Open kumarharsh opened 8 years ago

kumarharsh commented 8 years ago

Hi, I'm trying to modify my code, and converting a variableDeclarator into an arrowFunctionExpression like this:

http://astexplorer.net/#/JxZcRETnjv

As you can see, each Property in the ObjectPattern passed as params to the arrow function is put in a new line, even though I'm specifying the template string for them to be in the same line:

  return statement`
      generateStyles = ({theme, palette, geometry}) => ${body}
  `;

gives:

generateStyles = (
  {
    theme,
    palette,
    geometry,
  },
) => ({
  ...body...
});

I looked at the options available in recast, but couldn't find one which forces params to be in one line. Is there a way to do this?

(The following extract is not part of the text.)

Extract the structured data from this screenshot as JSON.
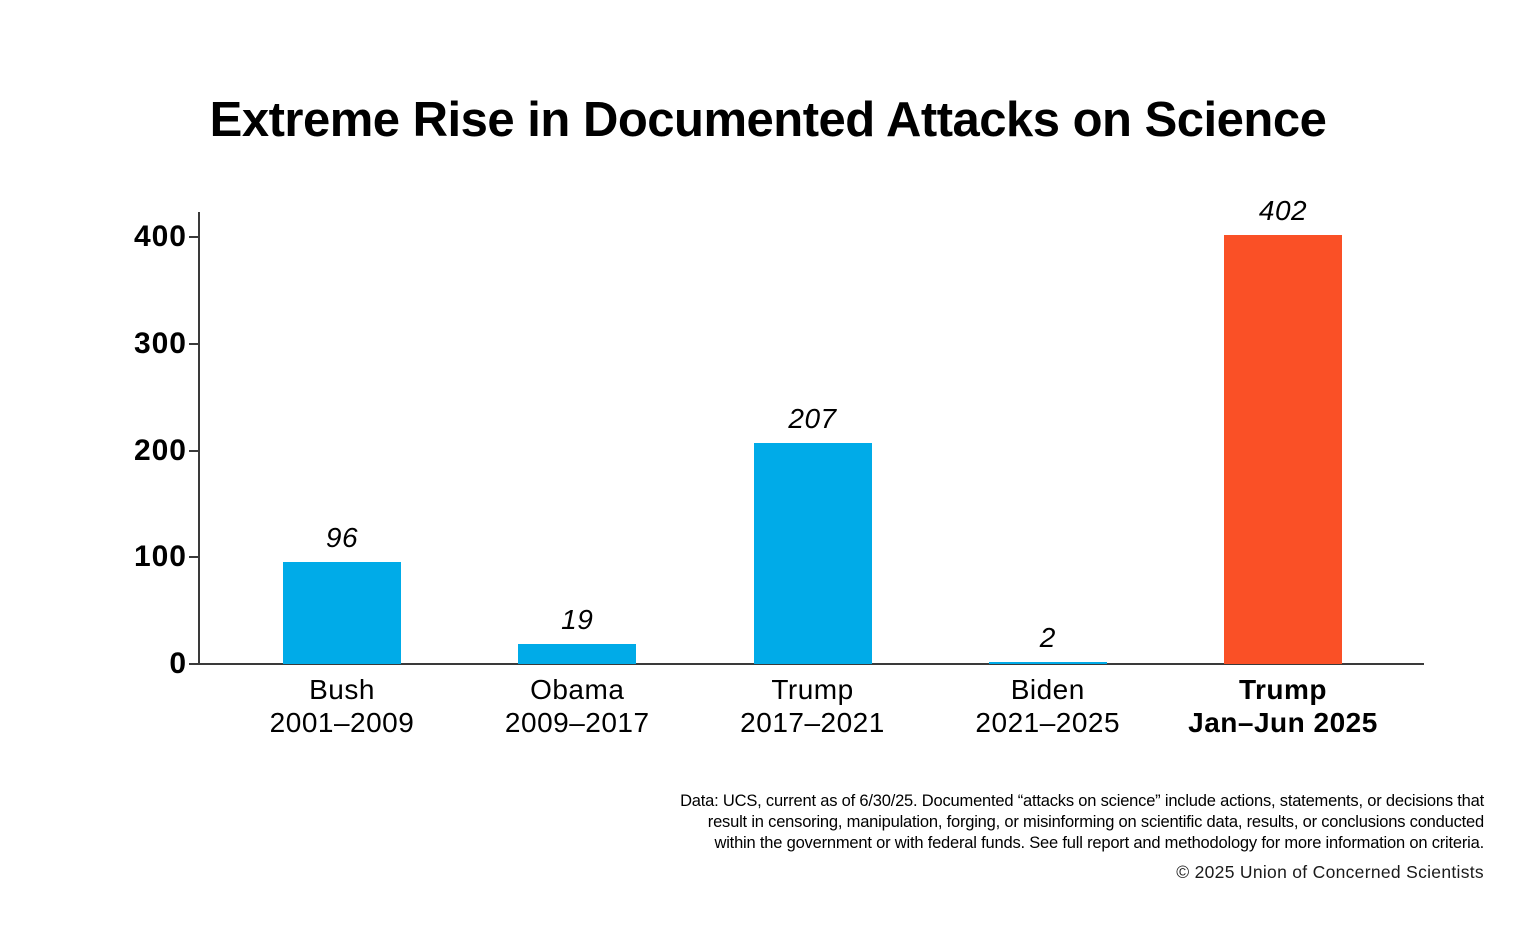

nene commented 8 years ago

I also ran into this. I was trying to programmatically generate an ObjectPattern, but the formatting that Recast produced was far from desirable.

Found a workaround by instead building the desired output string, parsing it with recast, and extracting the ObjectPattern node from there. Something like this:

function createObjectPattern(propNames) {
  const js = `function foo({${propNames.join(', ')}}) {};`;
  return recast.parse(js).program.body[0].params[0];
}
danielo515 commented 3 years ago

I also ran into this. I was trying to programmatically generate an ObjectPattern, but the formatting that Recast produced was far from desirable.

Found a workaround by instead building the desired output string, parsing it with recast, and extracting the ObjectPattern node from there. Something like this:

function createObjectPattern(propNames) {
  const js = `function foo({${propNames.join(', ')}}) {};`;
  return recast.parse(js).program.body[0].params[0];
}

Wow, this works like a charm, not sure why. Seems that recast is respecting the styles of what it parsed. For example, if you add spaces around your braces { x } instead of {x} that change is reflected on the output.

I was using this code on my codemods:

export default function (file, api) {
  const j = api.jscodeshift;
  const shortProperty = (j, identifier) => {
    return { ...j.objectProperty(identifier, identifier), shorthand: true };
  };
  const call = j.variableDeclaration("const", [
      j.variableDeclarator(
        j.objectPattern([shortProperty(j,j.identifier("__"))]),
        j.callExpression(j.identifier("usePulyglot"), [
          j.identifier("phrases")
        ])
      )
    ])

    return j(call).toSource();
}

And I was getting the same weird behaviours as this. @nene solution not only works like a charm and it's shorter, it is also easier to understand 😄

danielo515 commented 3 years ago

This is getting stupidly complex. In my new scenario I have to remove one property from one argument object destructuring. I can not just find the right property and remove it because recast introduces extra newlines that I don't know how to avoid. Therefore, I have to use this workaround to, instead, generate a totally new object argument and put that one in place. Now I have to preserve type annotations. My first guess was: ok, create the new object argument and just copy the type annotations over, right? Well, NO, because if I just copy the type annotations the problem of the newlines appear again. So now, I have to deal with a more complex template, guess the proper type parser (flow or TS? ) and inject the type praising for it to be a simple type annotation with just a name. Very brittle and error prone.

I really wish to see this fixed.

danielo515 commented 3 years ago

I will have to accept the fact that I have to fix the ugly formatting later and fix my tests to support this ugly extra line endings nonsense. I have found many more cases where the nice provided workaround will just not work:

And I'm pretty sure there are others where, deleting one property and leaving the rest intact works nice, but replacing it will not.